Buhlmann’s Corner
Movement in Corporate Governance
Scarcely has the German year begun when it gets stuck in the snow. At least in Corporate Governance there is some movement. Here a pleasant novelty comes along from Infineon. Wasn’t the board, headed by Peter Bauer, saying only two weeks ago that he found the kind of candidate chosen by the old Supervisory Board for the post of new Supervisory Board chairman better than the shareholders’ proposal? Now he’s got it: it is not he (the board) who decides the Supervisory Board, but we (the shareholders). The year’s off to a good start after all.
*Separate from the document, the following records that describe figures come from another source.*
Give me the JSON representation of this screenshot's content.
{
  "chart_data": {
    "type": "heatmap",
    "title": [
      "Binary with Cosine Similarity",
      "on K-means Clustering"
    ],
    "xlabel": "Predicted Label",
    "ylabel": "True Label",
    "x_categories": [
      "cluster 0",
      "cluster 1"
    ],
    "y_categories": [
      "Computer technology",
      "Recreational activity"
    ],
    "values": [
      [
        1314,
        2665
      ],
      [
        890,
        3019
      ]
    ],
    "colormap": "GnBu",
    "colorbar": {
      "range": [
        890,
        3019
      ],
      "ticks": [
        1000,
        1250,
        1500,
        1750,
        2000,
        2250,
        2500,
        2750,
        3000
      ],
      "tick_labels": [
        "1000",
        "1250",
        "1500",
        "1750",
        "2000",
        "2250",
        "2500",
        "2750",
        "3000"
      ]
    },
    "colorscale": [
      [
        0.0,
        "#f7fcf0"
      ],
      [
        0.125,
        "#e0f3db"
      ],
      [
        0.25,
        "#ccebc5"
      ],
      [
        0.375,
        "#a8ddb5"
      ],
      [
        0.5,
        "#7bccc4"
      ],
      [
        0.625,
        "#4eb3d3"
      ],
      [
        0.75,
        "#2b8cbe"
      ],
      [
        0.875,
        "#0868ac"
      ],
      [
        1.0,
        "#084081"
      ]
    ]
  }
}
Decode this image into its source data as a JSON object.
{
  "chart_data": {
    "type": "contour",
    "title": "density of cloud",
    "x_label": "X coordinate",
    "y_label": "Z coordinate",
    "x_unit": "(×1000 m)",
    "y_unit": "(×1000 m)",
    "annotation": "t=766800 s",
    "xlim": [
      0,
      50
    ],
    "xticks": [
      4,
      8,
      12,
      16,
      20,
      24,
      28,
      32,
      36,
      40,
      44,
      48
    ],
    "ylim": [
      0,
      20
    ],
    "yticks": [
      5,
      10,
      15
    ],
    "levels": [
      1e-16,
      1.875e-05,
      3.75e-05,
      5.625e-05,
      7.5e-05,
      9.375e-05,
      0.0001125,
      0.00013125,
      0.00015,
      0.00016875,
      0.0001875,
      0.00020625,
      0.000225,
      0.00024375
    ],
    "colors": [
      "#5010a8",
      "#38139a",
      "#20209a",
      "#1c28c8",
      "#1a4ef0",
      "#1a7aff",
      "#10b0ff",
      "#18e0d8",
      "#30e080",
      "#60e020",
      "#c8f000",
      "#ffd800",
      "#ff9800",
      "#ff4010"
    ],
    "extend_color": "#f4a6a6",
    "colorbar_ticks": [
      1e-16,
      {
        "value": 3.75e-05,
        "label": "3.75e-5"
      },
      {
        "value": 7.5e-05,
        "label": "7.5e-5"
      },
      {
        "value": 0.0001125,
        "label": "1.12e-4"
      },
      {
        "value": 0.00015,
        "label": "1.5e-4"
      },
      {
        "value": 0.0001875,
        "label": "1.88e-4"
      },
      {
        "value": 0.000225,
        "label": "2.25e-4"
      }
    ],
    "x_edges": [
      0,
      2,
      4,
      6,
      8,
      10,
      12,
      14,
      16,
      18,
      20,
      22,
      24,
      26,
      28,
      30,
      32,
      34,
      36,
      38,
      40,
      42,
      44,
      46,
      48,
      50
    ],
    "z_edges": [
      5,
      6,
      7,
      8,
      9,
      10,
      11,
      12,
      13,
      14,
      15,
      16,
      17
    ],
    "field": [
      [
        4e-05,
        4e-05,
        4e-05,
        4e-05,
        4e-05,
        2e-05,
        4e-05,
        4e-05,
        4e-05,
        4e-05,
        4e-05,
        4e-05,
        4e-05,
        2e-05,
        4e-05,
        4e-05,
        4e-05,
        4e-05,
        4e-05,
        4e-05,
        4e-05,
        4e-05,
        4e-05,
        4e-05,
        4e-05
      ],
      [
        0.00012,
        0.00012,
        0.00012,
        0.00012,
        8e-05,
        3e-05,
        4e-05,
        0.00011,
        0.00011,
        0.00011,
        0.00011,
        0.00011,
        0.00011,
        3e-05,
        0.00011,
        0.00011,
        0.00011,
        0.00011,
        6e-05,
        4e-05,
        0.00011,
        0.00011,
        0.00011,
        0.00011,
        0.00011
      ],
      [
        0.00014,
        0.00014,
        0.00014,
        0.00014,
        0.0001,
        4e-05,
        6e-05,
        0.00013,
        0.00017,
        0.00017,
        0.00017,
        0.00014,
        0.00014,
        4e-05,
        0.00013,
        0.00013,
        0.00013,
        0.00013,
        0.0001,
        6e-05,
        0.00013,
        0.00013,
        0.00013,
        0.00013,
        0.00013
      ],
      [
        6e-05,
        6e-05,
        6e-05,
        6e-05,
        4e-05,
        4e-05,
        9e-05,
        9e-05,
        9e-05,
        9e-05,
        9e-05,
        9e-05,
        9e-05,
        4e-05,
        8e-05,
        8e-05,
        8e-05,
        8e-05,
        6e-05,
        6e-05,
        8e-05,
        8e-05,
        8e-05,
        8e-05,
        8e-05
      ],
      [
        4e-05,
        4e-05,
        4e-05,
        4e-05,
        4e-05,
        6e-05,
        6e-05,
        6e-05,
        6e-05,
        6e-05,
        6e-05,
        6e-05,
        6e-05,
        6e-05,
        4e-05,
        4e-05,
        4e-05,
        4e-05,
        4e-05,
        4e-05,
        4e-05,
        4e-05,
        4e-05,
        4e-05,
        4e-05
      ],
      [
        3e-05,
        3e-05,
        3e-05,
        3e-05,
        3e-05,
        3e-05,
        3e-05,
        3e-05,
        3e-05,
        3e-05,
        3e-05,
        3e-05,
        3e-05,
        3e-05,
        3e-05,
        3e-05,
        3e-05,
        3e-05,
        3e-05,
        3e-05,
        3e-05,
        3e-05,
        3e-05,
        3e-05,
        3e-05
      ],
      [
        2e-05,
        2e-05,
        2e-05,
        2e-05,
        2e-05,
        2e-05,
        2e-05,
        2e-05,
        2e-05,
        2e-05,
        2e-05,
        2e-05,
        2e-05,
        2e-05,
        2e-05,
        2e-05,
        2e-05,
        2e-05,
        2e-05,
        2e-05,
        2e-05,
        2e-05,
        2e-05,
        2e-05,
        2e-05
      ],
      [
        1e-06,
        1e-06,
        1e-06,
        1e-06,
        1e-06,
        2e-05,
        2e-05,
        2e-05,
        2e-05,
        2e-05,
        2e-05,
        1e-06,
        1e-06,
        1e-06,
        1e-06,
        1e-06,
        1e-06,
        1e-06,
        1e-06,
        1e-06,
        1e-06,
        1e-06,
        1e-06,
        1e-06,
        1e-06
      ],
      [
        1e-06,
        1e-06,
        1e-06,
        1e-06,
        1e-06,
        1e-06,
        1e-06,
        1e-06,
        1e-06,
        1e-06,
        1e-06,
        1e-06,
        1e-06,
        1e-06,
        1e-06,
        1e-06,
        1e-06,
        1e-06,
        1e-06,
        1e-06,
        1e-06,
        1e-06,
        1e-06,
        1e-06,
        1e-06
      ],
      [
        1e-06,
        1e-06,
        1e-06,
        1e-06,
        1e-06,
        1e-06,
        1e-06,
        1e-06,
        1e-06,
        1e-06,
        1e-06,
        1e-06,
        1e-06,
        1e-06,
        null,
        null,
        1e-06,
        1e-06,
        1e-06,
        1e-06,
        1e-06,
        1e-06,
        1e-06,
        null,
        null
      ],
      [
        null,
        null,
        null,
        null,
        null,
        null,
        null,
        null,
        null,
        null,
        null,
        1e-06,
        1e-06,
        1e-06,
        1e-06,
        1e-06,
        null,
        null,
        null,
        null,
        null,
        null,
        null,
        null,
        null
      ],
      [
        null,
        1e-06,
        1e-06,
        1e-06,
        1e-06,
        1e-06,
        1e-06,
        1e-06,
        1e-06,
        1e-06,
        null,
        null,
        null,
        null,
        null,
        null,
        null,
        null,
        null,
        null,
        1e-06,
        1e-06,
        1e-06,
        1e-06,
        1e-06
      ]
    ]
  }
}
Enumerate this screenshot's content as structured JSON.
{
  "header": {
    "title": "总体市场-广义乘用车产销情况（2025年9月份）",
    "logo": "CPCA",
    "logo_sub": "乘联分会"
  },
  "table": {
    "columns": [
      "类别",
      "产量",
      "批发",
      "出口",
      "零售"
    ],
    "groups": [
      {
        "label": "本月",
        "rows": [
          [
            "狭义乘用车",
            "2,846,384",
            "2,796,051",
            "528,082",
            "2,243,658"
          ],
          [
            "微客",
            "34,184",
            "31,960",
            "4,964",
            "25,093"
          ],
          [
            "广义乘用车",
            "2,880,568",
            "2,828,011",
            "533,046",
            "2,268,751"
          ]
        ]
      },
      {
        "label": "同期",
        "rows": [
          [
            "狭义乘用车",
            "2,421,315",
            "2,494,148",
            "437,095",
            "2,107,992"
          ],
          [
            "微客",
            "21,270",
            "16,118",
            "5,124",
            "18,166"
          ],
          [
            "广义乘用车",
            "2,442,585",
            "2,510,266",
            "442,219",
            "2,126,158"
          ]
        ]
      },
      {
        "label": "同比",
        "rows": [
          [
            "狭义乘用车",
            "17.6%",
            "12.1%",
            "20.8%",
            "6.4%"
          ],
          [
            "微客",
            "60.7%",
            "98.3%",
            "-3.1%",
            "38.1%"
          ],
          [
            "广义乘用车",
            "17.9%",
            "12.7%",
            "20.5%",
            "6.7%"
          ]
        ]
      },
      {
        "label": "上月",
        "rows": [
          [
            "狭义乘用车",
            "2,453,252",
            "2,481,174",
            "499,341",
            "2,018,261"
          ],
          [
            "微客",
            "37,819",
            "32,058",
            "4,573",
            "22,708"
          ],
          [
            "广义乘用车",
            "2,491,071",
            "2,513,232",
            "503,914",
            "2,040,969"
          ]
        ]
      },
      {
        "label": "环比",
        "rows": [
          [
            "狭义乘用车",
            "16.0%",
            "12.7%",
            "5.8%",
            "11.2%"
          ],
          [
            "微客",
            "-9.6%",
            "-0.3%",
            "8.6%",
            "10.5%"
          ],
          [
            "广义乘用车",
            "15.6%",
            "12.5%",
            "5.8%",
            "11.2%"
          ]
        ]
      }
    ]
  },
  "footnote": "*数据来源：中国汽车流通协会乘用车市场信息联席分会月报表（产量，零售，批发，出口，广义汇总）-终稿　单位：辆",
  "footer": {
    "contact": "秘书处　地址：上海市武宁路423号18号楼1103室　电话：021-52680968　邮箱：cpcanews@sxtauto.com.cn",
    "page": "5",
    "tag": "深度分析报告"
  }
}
Then the old – new – candidate is sent on an introductory trip round shareholders – that’s pretty definitely progress too. The countermotion was logical and necessary. How does an old Supervisory Board have to be structured in order to think that by its own decisions it can perpetuate cooptation, when since its existence on the exchange it has never produced dividends, and last year was given only a 50.0 percent discharge? From the viewpoint of self-glorification, their only success is not to have actually gone bankrupt.
However the general meeting may have voted, one thing is evident: following Lufthansa (Bsirske), ThyssenKrupp (secondment right) and Infineon (Supervisory Board chair), the shareholders are winning. They are no longer just murmuring, but having a say. Those who do not listen, they need to feel that. The important thing is that a clear outcome, not some marginal bluff, should give back clarity to firms – but that clarity has to come from the shareholders.